Ca s'est passé un 9 mai 1998 : Lens décroche son seul titre de champion de France
"Quand on me parle de 1998, ce n’est pas la Coupe du monde qui me vient en tête. C’est le titre de champion du RC Lens. C’était une émotion bien plus forte, beaucoup plus intense. J’ai pleuré à chaudes larmes quand on a gagné ce soir-là à Auxerre, mais pas pour les Bleus, même si j’étais très heureux", confie Gervais Martel, président du RC Lens en 1998. Et le mythique dirigeant lensois n’est pas le seul dans ce cas-là : "Je pense que pour tous les supporters lensois, le titre de champion, c’était plus fort. C’est incomparable. C'était tellement inattendu", confie Jérémy, qui était au stade d’Auxerre pour le match décisif le 9 mai 1998.
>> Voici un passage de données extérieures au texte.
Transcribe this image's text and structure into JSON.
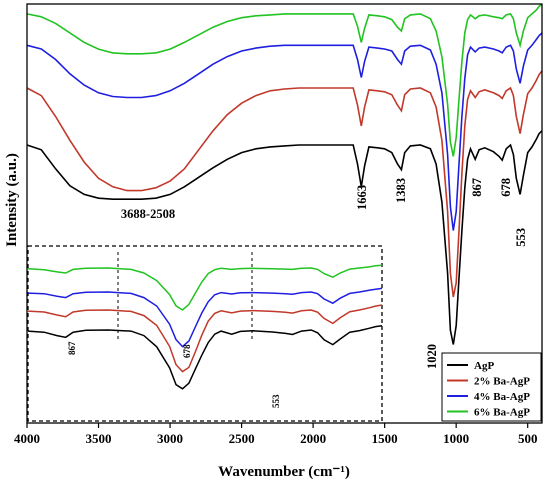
{
  "chart_data": {
    "type": "line",
    "title": "",
    "xlabel": "Wavenumber (cm⁻¹)",
    "ylabel": "Intensity (a.u.)",
    "xlim": [
      4000,
      400
    ],
    "x_reversed": true,
    "y_ticks_shown": false,
    "xticks": [
      4000,
      3500,
      3000,
      2500,
      2000,
      1500,
      1000,
      500
    ],
    "legend": {
      "position": "bottom-right"
    },
    "series": [
      {
        "name": "AgP",
        "color": "#000000",
        "offset": 0.0,
        "points": [
          [
            4000,
            0.0
          ],
          [
            3900,
            -0.05
          ],
          [
            3800,
            -0.25
          ],
          [
            3700,
            -0.43
          ],
          [
            3600,
            -0.52
          ],
          [
            3500,
            -0.56
          ],
          [
            3400,
            -0.57
          ],
          [
            3300,
            -0.57
          ],
          [
            3200,
            -0.57
          ],
          [
            3100,
            -0.56
          ],
          [
            3000,
            -0.52
          ],
          [
            2900,
            -0.44
          ],
          [
            2800,
            -0.34
          ],
          [
            2700,
            -0.24
          ],
          [
            2600,
            -0.15
          ],
          [
            2500,
            -0.08
          ],
          [
            2400,
            -0.04
          ],
          [
            2300,
            -0.02
          ],
          [
            2200,
            -0.01
          ],
          [
            2100,
            0.0
          ],
          [
            2000,
            0.0
          ],
          [
            1900,
            0.0
          ],
          [
            1800,
            0.0
          ],
          [
            1720,
            0.0
          ],
          [
            1690,
            -0.2
          ],
          [
            1663,
            -0.44
          ],
          [
            1640,
            -0.22
          ],
          [
            1610,
            -0.02
          ],
          [
            1550,
            -0.03
          ],
          [
            1500,
            -0.04
          ],
          [
            1450,
            -0.08
          ],
          [
            1410,
            -0.2
          ],
          [
            1383,
            -0.26
          ],
          [
            1360,
            -0.08
          ],
          [
            1320,
            -0.01
          ],
          [
            1250,
            0.0
          ],
          [
            1180,
            -0.04
          ],
          [
            1140,
            -0.2
          ],
          [
            1100,
            -0.6
          ],
          [
            1060,
            -1.35
          ],
          [
            1040,
            -1.95
          ],
          [
            1020,
            -2.1
          ],
          [
            1000,
            -1.9
          ],
          [
            980,
            -1.4
          ],
          [
            960,
            -0.9
          ],
          [
            940,
            -0.45
          ],
          [
            920,
            -0.15
          ],
          [
            900,
            -0.04
          ],
          [
            867,
            -0.15
          ],
          [
            840,
            -0.05
          ],
          [
            800,
            -0.03
          ],
          [
            740,
            -0.07
          ],
          [
            700,
            -0.12
          ],
          [
            678,
            -0.16
          ],
          [
            650,
            -0.04
          ],
          [
            620,
            0.0
          ],
          [
            600,
            -0.1
          ],
          [
            580,
            -0.35
          ],
          [
            553,
            -0.52
          ],
          [
            530,
            -0.32
          ],
          [
            500,
            -0.08
          ],
          [
            470,
            -0.02
          ],
          [
            440,
            0.06
          ],
          [
            420,
            0.12
          ],
          [
            400,
            0.15
          ]
        ]
      },
      {
        "name": "2% Ba-AgP",
        "color": "#c0392b",
        "offset": 0.6,
        "points": [
          [
            4000,
            0.0
          ],
          [
            3900,
            -0.08
          ],
          [
            3800,
            -0.3
          ],
          [
            3700,
            -0.55
          ],
          [
            3600,
            -0.78
          ],
          [
            3500,
            -0.95
          ],
          [
            3400,
            -1.04
          ],
          [
            3300,
            -1.08
          ],
          [
            3200,
            -1.08
          ],
          [
            3100,
            -1.05
          ],
          [
            3000,
            -0.98
          ],
          [
            2900,
            -0.85
          ],
          [
            2800,
            -0.65
          ],
          [
            2700,
            -0.45
          ],
          [
            2600,
            -0.28
          ],
          [
            2500,
            -0.16
          ],
          [
            2400,
            -0.08
          ],
          [
            2300,
            -0.03
          ],
          [
            2200,
            -0.01
          ],
          [
            2100,
            0.0
          ],
          [
            2000,
            0.0
          ],
          [
            1900,
            0.0
          ],
          [
            1800,
            0.0
          ],
          [
            1720,
            0.0
          ],
          [
            1690,
            -0.18
          ],
          [
            1663,
            -0.4
          ],
          [
            1640,
            -0.2
          ],
          [
            1610,
            -0.02
          ],
          [
            1550,
            -0.03
          ],
          [
            1500,
            -0.04
          ],
          [
            1450,
            -0.07
          ],
          [
            1410,
            -0.18
          ],
          [
            1383,
            -0.24
          ],
          [
            1360,
            -0.07
          ],
          [
            1320,
            -0.01
          ],
          [
            1250,
            0.0
          ],
          [
            1180,
            -0.05
          ],
          [
            1140,
            -0.2
          ],
          [
            1100,
            -0.55
          ],
          [
            1060,
            -1.3
          ],
          [
            1040,
            -1.95
          ],
          [
            1020,
            -2.2
          ],
          [
            1000,
            -2.05
          ],
          [
            980,
            -1.5
          ],
          [
            960,
            -0.9
          ],
          [
            940,
            -0.4
          ],
          [
            920,
            -0.12
          ],
          [
            900,
            -0.03
          ],
          [
            867,
            -0.1
          ],
          [
            840,
            -0.04
          ],
          [
            800,
            -0.02
          ],
          [
            740,
            -0.05
          ],
          [
            700,
            -0.08
          ],
          [
            678,
            -0.11
          ],
          [
            650,
            -0.03
          ],
          [
            620,
            0.0
          ],
          [
            600,
            -0.08
          ],
          [
            580,
            -0.3
          ],
          [
            553,
            -0.48
          ],
          [
            530,
            -0.28
          ],
          [
            500,
            -0.06
          ],
          [
            470,
            0.0
          ],
          [
            440,
            0.08
          ],
          [
            420,
            0.14
          ],
          [
            400,
            0.18
          ]
        ]
      },
      {
        "name": "4% Ba-AgP",
        "color": "#1f1fe0",
        "offset": 1.05,
        "points": [
          [
            4000,
            0.0
          ],
          [
            3900,
            -0.04
          ],
          [
            3800,
            -0.15
          ],
          [
            3700,
            -0.3
          ],
          [
            3600,
            -0.42
          ],
          [
            3500,
            -0.5
          ],
          [
            3400,
            -0.54
          ],
          [
            3300,
            -0.55
          ],
          [
            3200,
            -0.55
          ],
          [
            3100,
            -0.53
          ],
          [
            3000,
            -0.48
          ],
          [
            2900,
            -0.4
          ],
          [
            2800,
            -0.3
          ],
          [
            2700,
            -0.2
          ],
          [
            2600,
            -0.12
          ],
          [
            2500,
            -0.06
          ],
          [
            2400,
            -0.03
          ],
          [
            2300,
            -0.01
          ],
          [
            2200,
            0.0
          ],
          [
            2100,
            0.0
          ],
          [
            2000,
            0.0
          ],
          [
            1900,
            0.0
          ],
          [
            1800,
            0.0
          ],
          [
            1720,
            0.0
          ],
          [
            1690,
            -0.15
          ],
          [
            1663,
            -0.34
          ],
          [
            1640,
            -0.17
          ],
          [
            1610,
            -0.02
          ],
          [
            1550,
            -0.03
          ],
          [
            1500,
            -0.04
          ],
          [
            1450,
            -0.06
          ],
          [
            1410,
            -0.15
          ],
          [
            1383,
            -0.2
          ],
          [
            1360,
            -0.06
          ],
          [
            1320,
            -0.01
          ],
          [
            1250,
            0.0
          ],
          [
            1180,
            -0.05
          ],
          [
            1140,
            -0.2
          ],
          [
            1100,
            -0.5
          ],
          [
            1060,
            -1.15
          ],
          [
            1040,
            -1.7
          ],
          [
            1020,
            -1.95
          ],
          [
            1000,
            -1.75
          ],
          [
            980,
            -1.25
          ],
          [
            960,
            -0.75
          ],
          [
            940,
            -0.35
          ],
          [
            920,
            -0.1
          ],
          [
            900,
            -0.02
          ],
          [
            867,
            -0.07
          ],
          [
            840,
            -0.03
          ],
          [
            800,
            -0.02
          ],
          [
            740,
            -0.04
          ],
          [
            700,
            -0.06
          ],
          [
            678,
            -0.08
          ],
          [
            650,
            -0.02
          ],
          [
            620,
            0.0
          ],
          [
            600,
            -0.06
          ],
          [
            580,
            -0.25
          ],
          [
            553,
            -0.4
          ],
          [
            530,
            -0.22
          ],
          [
            500,
            -0.05
          ],
          [
            470,
            0.0
          ],
          [
            440,
            0.06
          ],
          [
            420,
            0.1
          ],
          [
            400,
            0.13
          ]
        ]
      },
      {
        "name": "6% Ba-AgP",
        "color": "#22c322",
        "offset": 1.38,
        "points": [
          [
            4000,
            0.0
          ],
          [
            3900,
            -0.03
          ],
          [
            3800,
            -0.1
          ],
          [
            3700,
            -0.2
          ],
          [
            3600,
            -0.3
          ],
          [
            3500,
            -0.37
          ],
          [
            3400,
            -0.41
          ],
          [
            3300,
            -0.42
          ],
          [
            3200,
            -0.42
          ],
          [
            3100,
            -0.41
          ],
          [
            3000,
            -0.37
          ],
          [
            2900,
            -0.3
          ],
          [
            2800,
            -0.22
          ],
          [
            2700,
            -0.14
          ],
          [
            2600,
            -0.08
          ],
          [
            2500,
            -0.04
          ],
          [
            2400,
            -0.02
          ],
          [
            2300,
            -0.01
          ],
          [
            2200,
            0.0
          ],
          [
            2100,
            0.0
          ],
          [
            2000,
            0.0
          ],
          [
            1900,
            0.0
          ],
          [
            1800,
            0.0
          ],
          [
            1720,
            0.0
          ],
          [
            1690,
            -0.13
          ],
          [
            1663,
            -0.3
          ],
          [
            1640,
            -0.15
          ],
          [
            1610,
            -0.01
          ],
          [
            1550,
            -0.02
          ],
          [
            1500,
            -0.03
          ],
          [
            1450,
            -0.06
          ],
          [
            1410,
            -0.14
          ],
          [
            1383,
            -0.18
          ],
          [
            1360,
            -0.05
          ],
          [
            1320,
            -0.01
          ],
          [
            1250,
            0.0
          ],
          [
            1180,
            -0.05
          ],
          [
            1140,
            -0.18
          ],
          [
            1100,
            -0.45
          ],
          [
            1060,
            -0.95
          ],
          [
            1040,
            -1.35
          ],
          [
            1020,
            -1.5
          ],
          [
            1000,
            -1.3
          ],
          [
            980,
            -0.9
          ],
          [
            960,
            -0.5
          ],
          [
            940,
            -0.2
          ],
          [
            920,
            -0.06
          ],
          [
            900,
            -0.01
          ],
          [
            867,
            -0.05
          ],
          [
            840,
            -0.02
          ],
          [
            800,
            -0.01
          ],
          [
            740,
            -0.03
          ],
          [
            700,
            -0.04
          ],
          [
            678,
            -0.05
          ],
          [
            650,
            -0.01
          ],
          [
            620,
            0.0
          ],
          [
            600,
            -0.05
          ],
          [
            580,
            -0.2
          ],
          [
            553,
            -0.33
          ],
          [
            530,
            -0.18
          ],
          [
            500,
            -0.04
          ],
          [
            470,
            0.0
          ],
          [
            440,
            0.04
          ],
          [
            420,
            0.08
          ],
          [
            400,
            0.1
          ]
        ]
      }
    ],
    "annotations": [
      "3688-2508",
      "1663",
      "1383",
      "1020",
      "867",
      "678",
      "553"
    ],
    "inset": {
      "annotations": [
        "867",
        "678",
        "553"
      ]
    }
  }
}
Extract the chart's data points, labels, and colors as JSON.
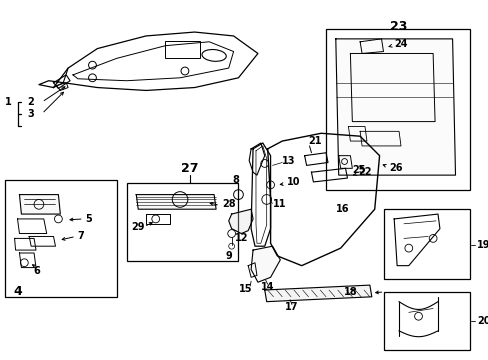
{
  "bg_color": "#ffffff",
  "fig_width": 4.89,
  "fig_height": 3.6,
  "dpi": 100,
  "lc": "#000000",
  "tc": "#000000",
  "fs": 7.0,
  "lfs": 9.0
}
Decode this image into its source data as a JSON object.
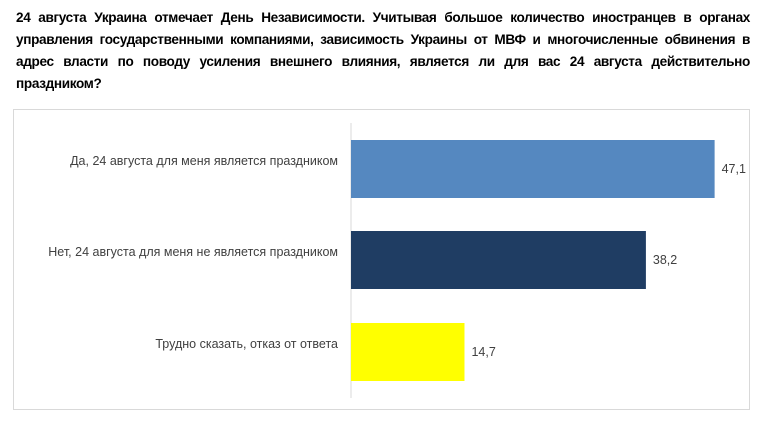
{
  "title": "24 августа Украина отмечает День Независимости. Учитывая большое количество иностранцев в органах управления государственными компаниями, зависимость Украины от МВФ и многочисленные обвинения в адрес власти по поводу усиления внешнего влияния, является ли для вас 24 августа действительно праздником?",
  "chart_data": {
    "type": "bar",
    "orientation": "horizontal",
    "categories": [
      "Да, 24 августа для меня является праздником",
      "Нет, 24 августа для меня не является праздником",
      "Трудно сказать, отказ от ответа"
    ],
    "values": [
      47.1,
      38.2,
      14.7
    ],
    "value_labels": [
      "47,1",
      "38,2",
      "14,7"
    ],
    "colors": [
      "#5588c0",
      "#1f3d63",
      "#ffff00"
    ],
    "xlim": [
      0,
      50
    ],
    "grid": false,
    "legend": "none"
  }
}
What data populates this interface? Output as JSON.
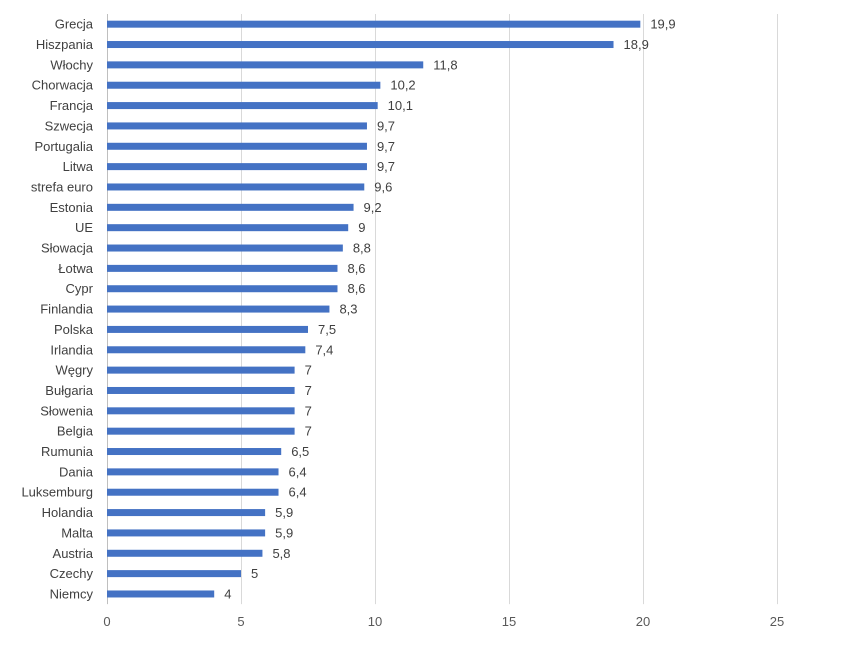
{
  "chart_data": {
    "type": "bar",
    "orientation": "horizontal",
    "title": "",
    "xlabel": "",
    "ylabel": "",
    "xlim": [
      0,
      25
    ],
    "x_ticks": [
      0,
      5,
      10,
      15,
      20,
      25
    ],
    "x_tick_labels": [
      "0",
      "5",
      "10",
      "15",
      "20",
      "25"
    ],
    "grid": "vertical",
    "legend": "none",
    "bar_color": "#4472c4",
    "categories": [
      "Grecja",
      "Hiszpania",
      "Włochy",
      "Chorwacja",
      "Francja",
      "Szwecja",
      "Portugalia",
      "Litwa",
      "strefa euro",
      "Estonia",
      "UE",
      "Słowacja",
      "Łotwa",
      "Cypr",
      "Finlandia",
      "Polska",
      "Irlandia",
      "Węgry",
      "Bułgaria",
      "Słowenia",
      "Belgia",
      "Rumunia",
      "Dania",
      "Luksemburg",
      "Holandia",
      "Malta",
      "Austria",
      "Czechy",
      "Niemcy"
    ],
    "values": [
      19.9,
      18.9,
      11.8,
      10.2,
      10.1,
      9.7,
      9.7,
      9.7,
      9.6,
      9.2,
      9,
      8.8,
      8.6,
      8.6,
      8.3,
      7.5,
      7.4,
      7,
      7,
      7,
      7,
      6.5,
      6.4,
      6.4,
      5.9,
      5.9,
      5.8,
      5,
      4
    ],
    "value_labels": [
      "19,9",
      "18,9",
      "11,8",
      "10,2",
      "10,1",
      "9,7",
      "9,7",
      "9,7",
      "9,6",
      "9,2",
      "9",
      "8,8",
      "8,6",
      "8,6",
      "8,3",
      "7,5",
      "7,4",
      "7",
      "7",
      "7",
      "7",
      "6,5",
      "6,4",
      "6,4",
      "5,9",
      "5,9",
      "5,8",
      "5",
      "4"
    ]
  }
}
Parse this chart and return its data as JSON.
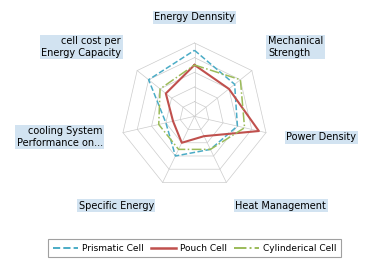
{
  "categories": [
    "Energy Dennsity",
    "Mechanical\nStrength",
    "Power Density",
    "Heat Management",
    "Specific Energy",
    "cooling System\nPerformance on...",
    "cell cost per\nEnergy Capacity"
  ],
  "num_vars": 7,
  "series": {
    "Prismatic Cell": [
      9,
      7,
      6,
      5,
      6,
      4,
      8
    ],
    "Pouch Cell": [
      7,
      6,
      9,
      3,
      4,
      3,
      5
    ],
    "Cylinderical Cell": [
      7,
      8,
      7,
      5,
      5,
      5,
      6
    ]
  },
  "colors": {
    "Prismatic Cell": "#4bacc6",
    "Pouch Cell": "#c0504d",
    "Cylinderical Cell": "#9bbb59"
  },
  "linestyles": {
    "Prismatic Cell": "--",
    "Pouch Cell": "-",
    "Cylinderical Cell": "-."
  },
  "max_val": 10,
  "grid_levels": 5,
  "background_color": "#ffffff",
  "label_bg_color": "#cde0f0",
  "label_fontsize": 7.0,
  "grid_color": "#cccccc",
  "grid_linewidth": 0.5
}
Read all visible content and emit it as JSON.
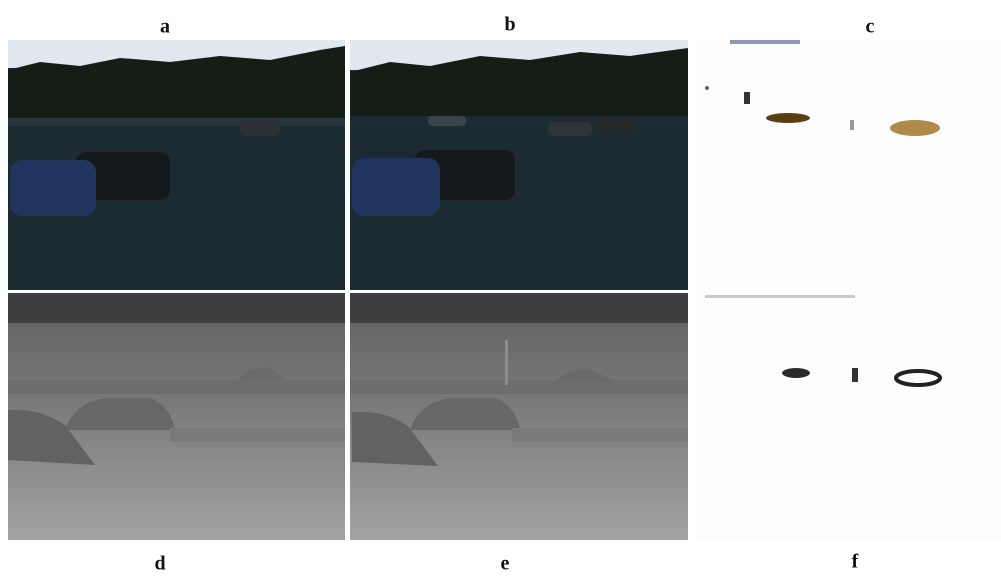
{
  "panels": [
    {
      "label": "a"
    },
    {
      "label": "b"
    },
    {
      "label": "c"
    },
    {
      "label": "d"
    },
    {
      "label": "e"
    },
    {
      "label": "f"
    }
  ]
}
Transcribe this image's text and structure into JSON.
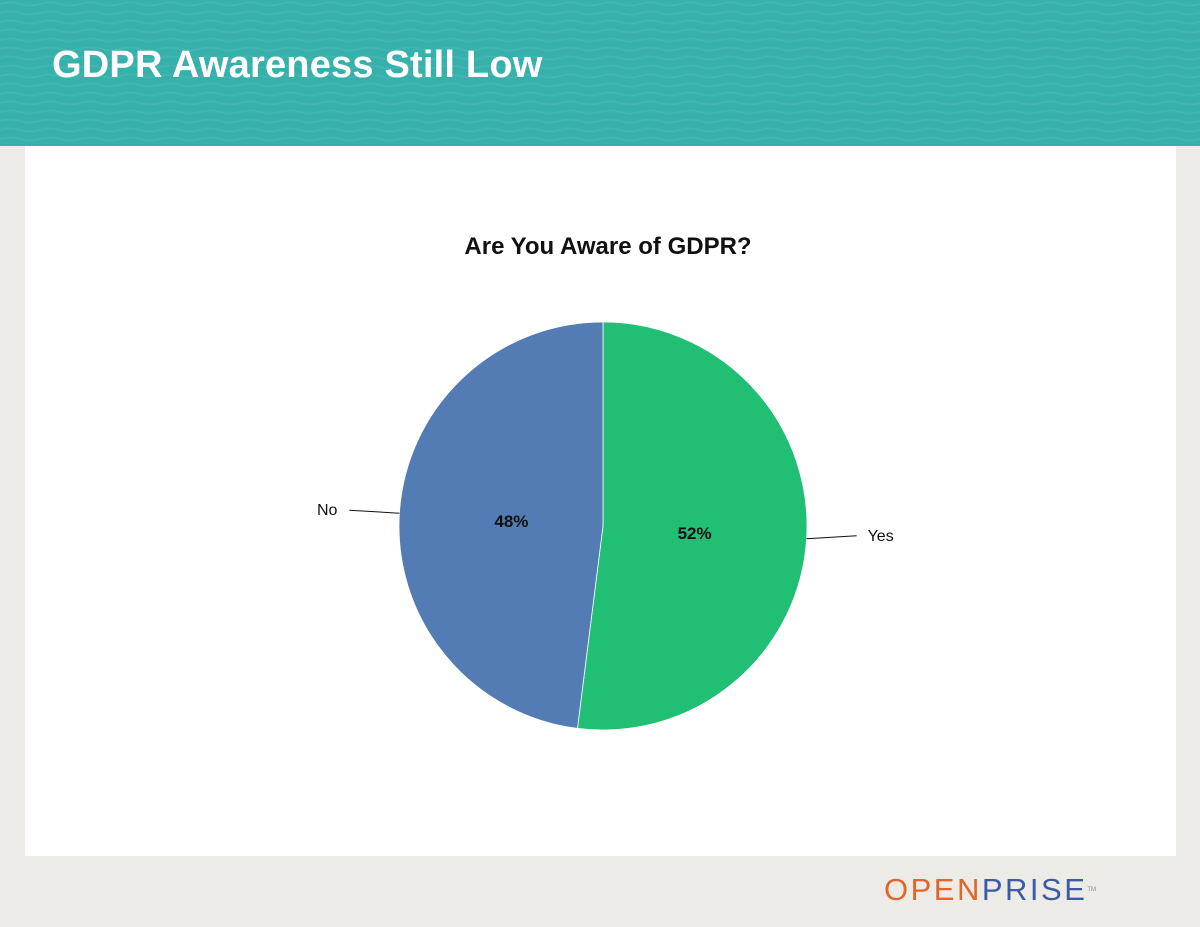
{
  "slide": {
    "title": "GDPR Awareness Still Low"
  },
  "colors": {
    "banner": "#35b0ab",
    "page_background": "#edebe6",
    "content_background": "#ffffff",
    "yes_slice": "#21bf73",
    "no_slice": "#527cb3",
    "logo_open": "#e0662a",
    "logo_prise": "#3a5ba5"
  },
  "chart_data": {
    "type": "pie",
    "title": "Are You Aware of GDPR?",
    "labels": [
      "Yes",
      "No"
    ],
    "values": [
      52,
      48
    ],
    "value_labels": [
      "52%",
      "48%"
    ],
    "colors": [
      "#21bf73",
      "#527cb3"
    ],
    "start_angle": "12 o'clock",
    "direction": "clockwise",
    "legend": "none"
  },
  "logo": {
    "part1": "OPEN",
    "part2": "PRISE",
    "mark": "TM"
  }
}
Metz et Lens mettent les cadors au pas
Un an plus tôt, le RC Lens bataillait à l’autre bout du classement, et se maintenait tout juste en première division. Qui aurait pu penser que le club Sang & Or allait jouer le titre, aux côtés de l’OM, Monaco ou Nantes ? Personne. Et encore moins que les Lensois se disputeraient la couronne nationale avec une autre équipe surprise : le FC Metz. "On sortait d’une saison compliquée. L’objectif, c’était d’obtenir le maintien plus sereinement, et c’est tout", raconte Gervais Martel. Jérémy abonde : "La saison précédente est catastrophique. Daniel Leclercq, jusque-là adjoint, prend les commandes avec un recrutement discret. Mais on garde une bonne ossature mine de rien. De là à dire qu’on était confiant... Franchement, personne ne nous voyait jouer le haut du tableau, alors le titre..."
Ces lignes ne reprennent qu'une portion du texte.